Девушка оставила вопрос без ответа, посмотрела в глаза Михаилу и неожиданно спросила:

— У вас есть в Москве хороший ювелир?

— Естественно. Вы хотите что-то купить?

— Я бы хотела кое-что предложить. — Она снова остановила на Михаиле взгляд. — Вы поможете мне?

— Постараюсь.

— Выпьем за это, — она подняла бокал и вдруг что-то вспомнила. — Простите, я через минуту.

Сонька быстро покинула купе и направилась в сторону тамбура. По пути достала из кармана небольшое зеркальце и, делая вид, будто прихорашивается, навела его на свое купе. Увидела быстро выглянувшего оттуда Михаила. Он осторожно выглянул из купе и, проследив за уходящей девушкой, вернулся обратно. Затем достал из кармана небольшой флакончик, спешно отсчитал несколько капель в фужер Соньки и принял спокойную, расслабленную позу. Наконец Сонька вернулась, Михаил взял свой фужер, потянулся к девушке:

— Ну, за то, чтобы у вас все получилось.

Она хотела чокнуться, но вдруг о чем-то вспомнила.

— Черт, — выругалась она, — у меня небольшая проблема. Вы не могли бы разыскать проводника?

— А что случилось?

— Надо, чтобы он разбудил меня, когда будем проезжать Тверь.

— Сейчас посмотрю.

Михаил вышел. Сонька быстро поменяла фужеры местами и принялась ждать возвращения попутчика. Тот вернулся, с сожалением пожал плечами:

— Не нашел. Но, думаю, он обязательно объявится. — Он взял «свой» бокал, снова потянулся к девушке: — До дна.

— Вы тоже.

Чокнулись, оба выпили до дна.

— А кто у вас в Твери? — поинтересовался Михаил.

— Тетушка, она должна кое-что передать.

— Бриллианты? — хитро сощурился молодой человек.

— А вам бы все хотелось знать? — шутя, стукнула его по плечу Сонька и вдруг зевнула. — Все, расходимся, очень хочу спать. Устала, наверное.

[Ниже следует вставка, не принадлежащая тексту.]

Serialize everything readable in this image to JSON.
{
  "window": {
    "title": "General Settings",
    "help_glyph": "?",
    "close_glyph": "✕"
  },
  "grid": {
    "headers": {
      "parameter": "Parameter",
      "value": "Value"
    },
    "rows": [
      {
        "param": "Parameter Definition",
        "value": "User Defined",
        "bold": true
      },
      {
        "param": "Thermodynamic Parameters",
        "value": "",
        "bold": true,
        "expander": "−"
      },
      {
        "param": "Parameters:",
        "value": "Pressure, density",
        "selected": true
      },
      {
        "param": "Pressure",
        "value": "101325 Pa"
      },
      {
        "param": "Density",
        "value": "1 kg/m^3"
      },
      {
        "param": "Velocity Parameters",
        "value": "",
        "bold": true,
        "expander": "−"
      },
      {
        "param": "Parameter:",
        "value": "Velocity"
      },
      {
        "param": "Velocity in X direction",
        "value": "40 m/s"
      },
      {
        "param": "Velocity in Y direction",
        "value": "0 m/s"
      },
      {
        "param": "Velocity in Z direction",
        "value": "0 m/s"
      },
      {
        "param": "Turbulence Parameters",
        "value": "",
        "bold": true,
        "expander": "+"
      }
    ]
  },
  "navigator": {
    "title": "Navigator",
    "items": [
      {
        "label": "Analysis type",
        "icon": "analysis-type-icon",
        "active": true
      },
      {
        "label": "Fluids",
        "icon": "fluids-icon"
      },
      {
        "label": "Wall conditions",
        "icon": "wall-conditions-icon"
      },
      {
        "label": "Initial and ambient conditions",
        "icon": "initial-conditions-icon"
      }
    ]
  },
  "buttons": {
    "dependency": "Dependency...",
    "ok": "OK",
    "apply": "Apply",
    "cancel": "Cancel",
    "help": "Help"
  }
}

— Может, помочь? — участливо склонился к ней Михаил.

— Сама. Ступайте… — Она тут же медленно откинулась на спинку дивана и отключилась.

Молодой человек закрыл дверь купе, какое-то время постоял над спящей женщиной, на всякий случай похлопал ее по лицу и принялся снимать с пальцев Сони украшения. Михаил работал быстро: уже через несколько минут Сонька услышала стук закрывшейся двери. Она выждала какое-то время и открыла глаза. Немного повременив, воровка вышла в коридор и почти сразу нашла нужное купе: дверь была приоткрыта, а сам Михаил крепко спал, нелепо пристроившись на полке, не успев даже спрятать снятые с Соньки кольца. Сонька не спеша собрала их, сняла с пальцев Михаила перстни и вернулась в свое купе.

* * *

День был в самом разгаре. Сонька сидела у окошка и наблюдала за проплывающей мимо унылой, спокойной российской жизнью. На пальцах по-прежнему сверкали кольца. В дверь купе постучали, вошел Михаил. Лицо его было помято, глаза красные. Он закрыл дверь, сел напротив девушки.

— Тебя как зовут?

— Софья. — Сонька насмешливо смотрела на него.

— А по-настоящему?

— Сонька.

— Тоже воровка?

Она молчала, не сводя с него глаз. Он болезненно потер виски.

— Как это ты умудрилась поменять бокалы? Только шагнул в купе — и как в пропасть… — Он посмотрел на пальцы девушки, потом на свои. — Где мой перстень?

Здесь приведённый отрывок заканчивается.